Looking for bands, we visited the North of England Regional Brass Band Championships in a sports hall in Darlington. It’s an amazing event. The bands are divided into several leagues, as in football. We listened to the, as it were, Premiership bands, ten of them, playing the same eye-wateringly difficult piece, designed to show off strengths and expose weaknesses. The judge was in the centre of the auditorium, curtained off like a patient in a hospital He emerged after what must have been a head-scrunching three hours to give the prizes. It was very striking how blasé he has about the standard of the playing, which to our ears was verging on the miraculous.

 

Amazingly, the brass bands have survived the closures of the collieries which nurtured them. By intelligent adaptation - taking in women, becoming involved in the wider community, finding sponsorship elsewhere - they have found a way through a cataclysmic period (thank you Maggie).

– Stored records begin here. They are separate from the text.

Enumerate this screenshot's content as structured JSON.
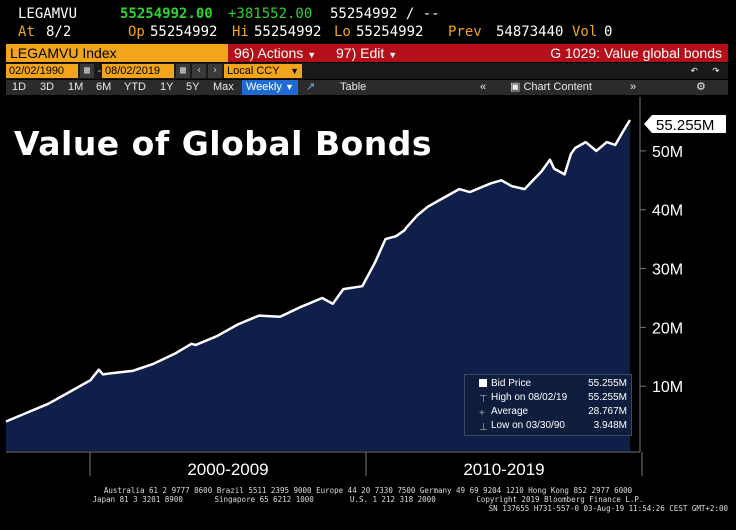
{
  "quote": {
    "ticker": "LEGAMVU",
    "last": "55254992.00",
    "change": "+381552.00",
    "bid_ask": "55254992 / --",
    "at_label": "At",
    "at_value": "8/2",
    "open_label": "Op",
    "open_value": "55254992",
    "high_label": "Hi",
    "high_value": "55254992",
    "low_label": "Lo",
    "low_value": "55254992",
    "prev_label": "Prev",
    "prev_value": "54873440",
    "vol_label": "Vol",
    "vol_value": "0"
  },
  "titlebar": {
    "security": "LEGAMVU Index",
    "actions": "96) Actions",
    "edit": "97) Edit",
    "page": "G 1029: Value global bonds"
  },
  "datebar": {
    "start": "02/02/1990",
    "end": "08/02/2019",
    "currency": "Local CCY"
  },
  "toolbar": {
    "ranges": [
      "1D",
      "3D",
      "1M",
      "6M",
      "YTD",
      "1Y",
      "5Y",
      "Max"
    ],
    "frequency": "Weekly",
    "table": "Table",
    "chart_content": "Chart Content"
  },
  "chart_title": "Value of Global Bonds",
  "last_value_tag": "55.255M",
  "legend": {
    "series": "Bid Price",
    "series_value": "55.255M",
    "high": "High on 08/02/19",
    "high_value": "55.255M",
    "average": "Average",
    "average_value": "28.767M",
    "low": "Low on 03/30/90",
    "low_value": "3.948M"
  },
  "footer": {
    "line1": "Australia 61 2 9777 8600 Brazil 5511 2395 9000 Europe 44 20 7330 7500 Germany 49 69 9204 1210 Hong Kong 852 2977 6000",
    "line2": "Japan 81 3 3201 8900       Singapore 65 6212 1000        U.S. 1 212 318 2000         Copyright 2019 Bloomberg Finance L.P.",
    "line3": "SN 137655 H731-557-0 03-Aug-19 11:54:26 CEST GMT+2:00"
  },
  "colors": {
    "area_fill": "#0f1f4a",
    "line": "#ffffff",
    "accent_orange": "#f2a51b",
    "title_red": "#b5101a",
    "up_green": "#2fd32f"
  },
  "chart_data": {
    "type": "area",
    "title": "Value of Global Bonds",
    "series": [
      {
        "name": "Bid Price",
        "x": [
          1990.0,
          1991.0,
          1992.0,
          1993.0,
          1994.0,
          1994.4,
          1994.6,
          1995.0,
          1996.0,
          1997.0,
          1998.0,
          1998.8,
          1999.0,
          2000.0,
          2001.0,
          2002.0,
          2003.0,
          2004.0,
          2005.0,
          2005.5,
          2006.0,
          2006.9,
          2007.5,
          2008.0,
          2008.5,
          2008.9,
          2009.0,
          2009.5,
          2010.0,
          2010.5,
          2011.0,
          2011.5,
          2012.0,
          2013.0,
          2013.5,
          2014.0,
          2014.6,
          2015.0,
          2015.4,
          2015.8,
          2016.0,
          2016.5,
          2016.8,
          2017.0,
          2017.5,
          2018.0,
          2018.5,
          2018.9,
          2019.3,
          2019.6
        ],
        "values": [
          4.0,
          5.5,
          7.0,
          9.0,
          11.0,
          12.8,
          12.0,
          12.2,
          12.6,
          13.8,
          15.5,
          17.2,
          17.0,
          18.5,
          20.5,
          22.0,
          21.8,
          23.5,
          25.0,
          24.0,
          26.5,
          27.0,
          31.0,
          35.0,
          35.5,
          36.5,
          37.0,
          39.0,
          40.5,
          41.5,
          42.5,
          43.5,
          43.0,
          44.5,
          45.0,
          44.0,
          43.5,
          45.0,
          46.5,
          48.5,
          47.0,
          46.0,
          49.5,
          50.5,
          51.5,
          50.0,
          51.5,
          51.0,
          53.5,
          55.255
        ]
      }
    ],
    "xlim": [
      1990.0,
      2019.6
    ],
    "ylim": [
      0,
      57
    ],
    "y_ticks": [
      10,
      20,
      30,
      40,
      50
    ],
    "y_tick_labels": [
      "10M",
      "20M",
      "30M",
      "40M",
      "50M"
    ],
    "x_tick_labels": [
      "2000-2009",
      "2010-2019"
    ],
    "grid": false,
    "legend_position": "bottom-right"
  }
}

The NASUWT Riverside Band, for example, was originally The Pelton Fell Colliery Band. When the colliery closed, that might have been that, but they found sponsorship from Newcastle Breweries, then Durham County Cricket Club, then NASUWT, National Association of Schoolmasters Union of Women Teachers. (Surely they should change the name? Even the acronym doesn’t exactly slip off the tongue.) And now the band is thriving. Wonderful.